IMO after seeing friends use Internet dating I have concluded there is a better success rate with sites you need to pay for.

ScaryFucker · 25/10/2010 09:25

lucky escape, your instincts were spot-on

trust them more in future and if it looks like a nutter, sounds like a nutter, it probably is a nutter

dignified · 25/10/2010 18:12

What was his job Little ?

littlenervous · 26/10/2010 08:56

something to do with hydrolics. He wouldnt tell me what.

Anyway, ive not heard from him since, and he if he does text me again i shall ignore it.

Ive also taken down my profile and have decided to not date for a good while.

OP posts:
ScaryFucker · 26/10/2010 10:35

good luck, ln x

PirateScaredyCat · 26/10/2010 10:56

hmm, i would also be annoyed with all the weirdy excuses.

Once, a guy came running up to me with his phone number, and i was really flattered, he works locally. We shared a few texts, and i asked if he did seem to like me, and stuff why when i suggested meeting up for a beer he seemed to change the subject. Like you it didnt sit wel, and one time i said, look why don't i give you ring now. He was adamant no he was off to bed, etc...

then it clicked, he was in a relationship.
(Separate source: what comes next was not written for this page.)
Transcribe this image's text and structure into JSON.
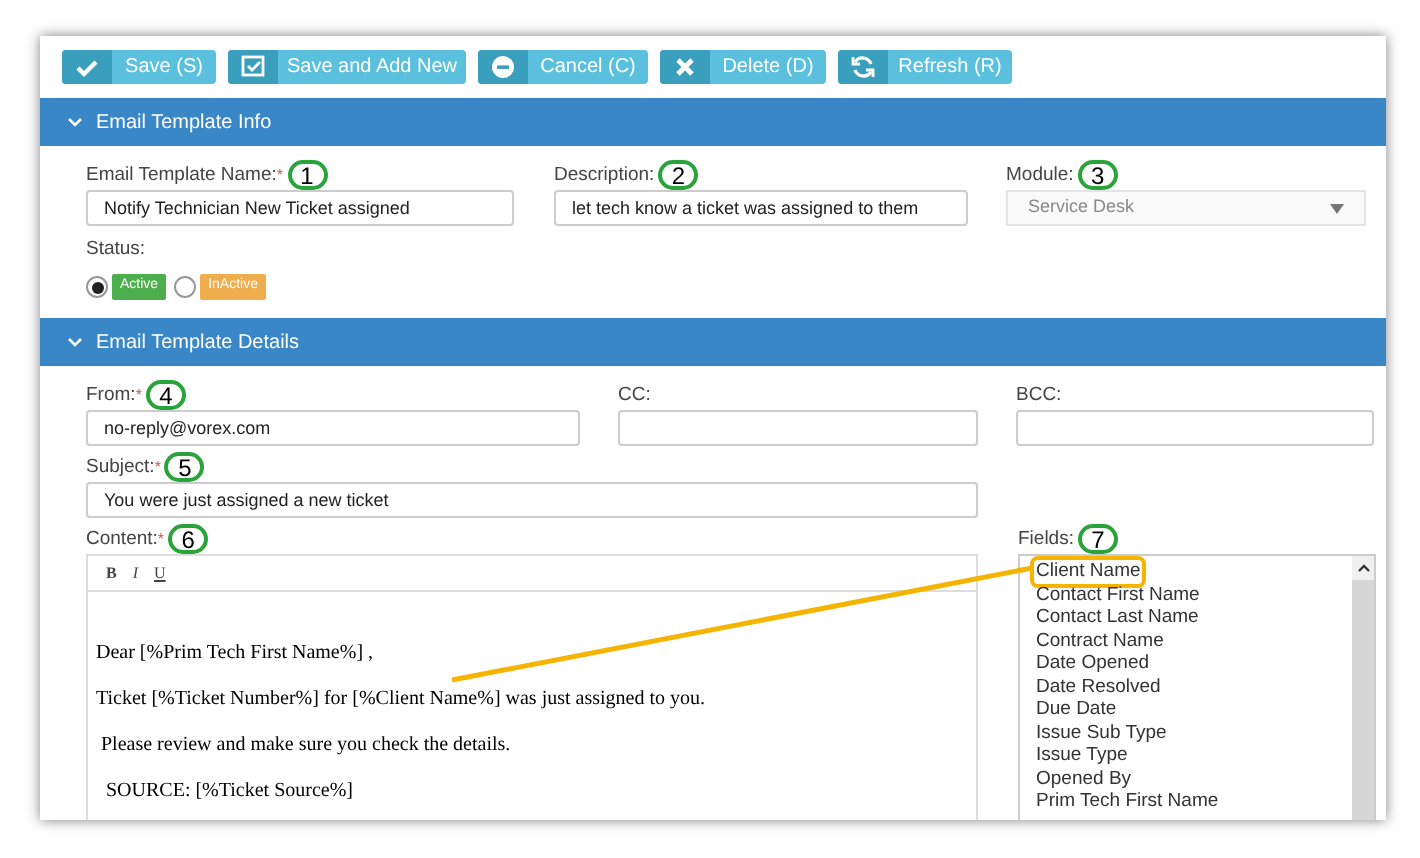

Online dating, a minefield, and you do want to be open minded and trust people and not assume. You want before you put effort into going on a date, to know (as much as you can) that the person is at least honest in their intentions and in what they are looking for.

The finding him on a casual sex website would be a surprise to me, but as others have sais, why not, he wants sex and maybe is hoping to find a lt partner thru either type of site. Yet all the other stuff would make me question him, as it has done you.

I have been on the date sites for longer than you, and i stay on them cos you just never know what might crop up.

Can you block his texts?

PirateScaredyCat · 26/10/2010 10:57

oh, btw what is his username, i am on pof be cool to have a gander.

JaquiChan · 26/10/2010 11:07

how about all of us on PoF view him, he would be amazed at women all over the country viewing his profile Grin. C'mon littlenervous, tell us his username.

PirateScaredyCat · 26/10/2010 11:09

yes, i was thinking that, he'll get so many 'hits'.

JaquiChan · 26/10/2010 11:14

shades of shiney's penguin boy eh? Grin

beingsetup · 26/10/2010 11:20

Hang on is that be naughty on facebook? Cos i keep getting things pop up to join, and although I say no, it might be that he's not been paying attention and clicked on the wrong button?

It seems very similar to the fortune cookies they send out so it's slightly possible hes joined without realising it.

However, sounds like you are well rid!